Catania, bimbo di 5 anni picchiato e seviziato con cavi elettrici: fermate la madre e la zia (VIDEO)

Catania, bimbo di 5 anni picchiato e seviziato con cavi elettrici: fermate la madre e la zia (VIDEO)

A Catania la Squadra Mobile ha fermato due donne, di 23 e 28 anni, di nazionalità nigeriana, in quanto gravemente indiziate dei reati di maltrattamenti e lesioni personali pluriaggravate e condotte nel carcere di Piazza Lanza.

Le indagini hanno permesso di acquisire elementi che dimostrerebbero come le cittadine extra comunitarie fermate sarebbero le autrici di gravissime condotte illecite perpetrate ai danni di un minore di soli 5 anni di età, figlio e nipote delle due fermate.

Le indagini hanno tratto origine dalla segnalazione – giunta alla Sala Operativa della Questura di Catania lo scorso 14 febbraio – della dirigente scolastica di un istituto del capoluogo che riferiva di un “…bambino di anni 5 con evidenti frustate nella schiena e nelle gambe”.

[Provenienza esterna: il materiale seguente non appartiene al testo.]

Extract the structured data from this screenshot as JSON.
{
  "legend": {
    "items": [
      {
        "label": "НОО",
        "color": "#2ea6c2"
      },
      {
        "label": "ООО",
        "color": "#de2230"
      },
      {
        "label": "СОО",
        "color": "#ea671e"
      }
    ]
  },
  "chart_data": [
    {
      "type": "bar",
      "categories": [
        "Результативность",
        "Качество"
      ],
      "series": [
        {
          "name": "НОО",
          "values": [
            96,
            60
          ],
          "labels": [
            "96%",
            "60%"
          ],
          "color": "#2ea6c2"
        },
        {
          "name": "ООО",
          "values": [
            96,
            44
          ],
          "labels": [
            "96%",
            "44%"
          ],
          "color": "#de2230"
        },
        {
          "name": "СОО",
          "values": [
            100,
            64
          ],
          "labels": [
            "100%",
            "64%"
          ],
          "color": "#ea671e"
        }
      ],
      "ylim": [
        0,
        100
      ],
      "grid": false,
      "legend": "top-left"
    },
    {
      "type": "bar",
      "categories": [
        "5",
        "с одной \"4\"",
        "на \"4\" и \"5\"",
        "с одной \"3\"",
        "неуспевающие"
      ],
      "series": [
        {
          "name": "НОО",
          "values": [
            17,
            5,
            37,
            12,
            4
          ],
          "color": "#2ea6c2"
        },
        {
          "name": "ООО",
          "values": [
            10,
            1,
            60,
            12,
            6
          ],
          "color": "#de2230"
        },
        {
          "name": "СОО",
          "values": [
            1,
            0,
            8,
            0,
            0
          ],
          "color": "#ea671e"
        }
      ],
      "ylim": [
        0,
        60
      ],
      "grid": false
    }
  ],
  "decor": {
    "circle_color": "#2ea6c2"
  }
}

Il minore presentava incontrovertibili segni di reiterate violenze. Trasportato presso il Pronto Soccorso Pediatrico dell’ospedale “Garibaldi-Nesima”, il bimbo aveva modo di riferire “di essere stato percosso dalla zia diverse volte tramite un cavo nero di ricarica della bicicletta elettrica di proprietà della madre, raccontando più volte che questi segni sarebbero stati provocati dalla zia dinnanzi a disobbedienze” ed i sanitari, nell’esame obiettivo, hanno riscontrato “presenza di numerose escoriazioni profonde a forma di ‘U’, da verosimili frustate. Evidenti, numerose cicatrici e lesioni pregresse in via di risoluzione, diffuse sul tronco, arti superiori e inferiori, torace e addome.

Le lesioni più recenti presentano invece croste sovrastanti ormai asciutte, con visibile cute rosea, di nuova formazione, sottostante. Medesime escoriazioni recenti si repertano a livello della zona mediale, delle cosce bilateralmente a livello delle spalle e delle braccia”.

I sanitari hanno prestato al minore le cure del caso e hanno rilasciato un referto con una prognosi di 15 giorni. Le indaigni hanno consentito di appurare che i segni di violenza impressi sul corpo del bambino sarebbero stati inferti dalla ventitreenne con dei cavi elettrici e ciò in seguito a banali capricci e non meglio specificate monellerie attribuite al minore. Le sevizie sarebbero avvenute anche alla presenza della ventottenne, legata da vincoli di parentela con la piccola vittima, la quale non si sarebbe adoperate per evitarle, per impedirle o per segnalarle ai preposti organi istituzionali al fine di scongiurarne ogni possibile reiterazione.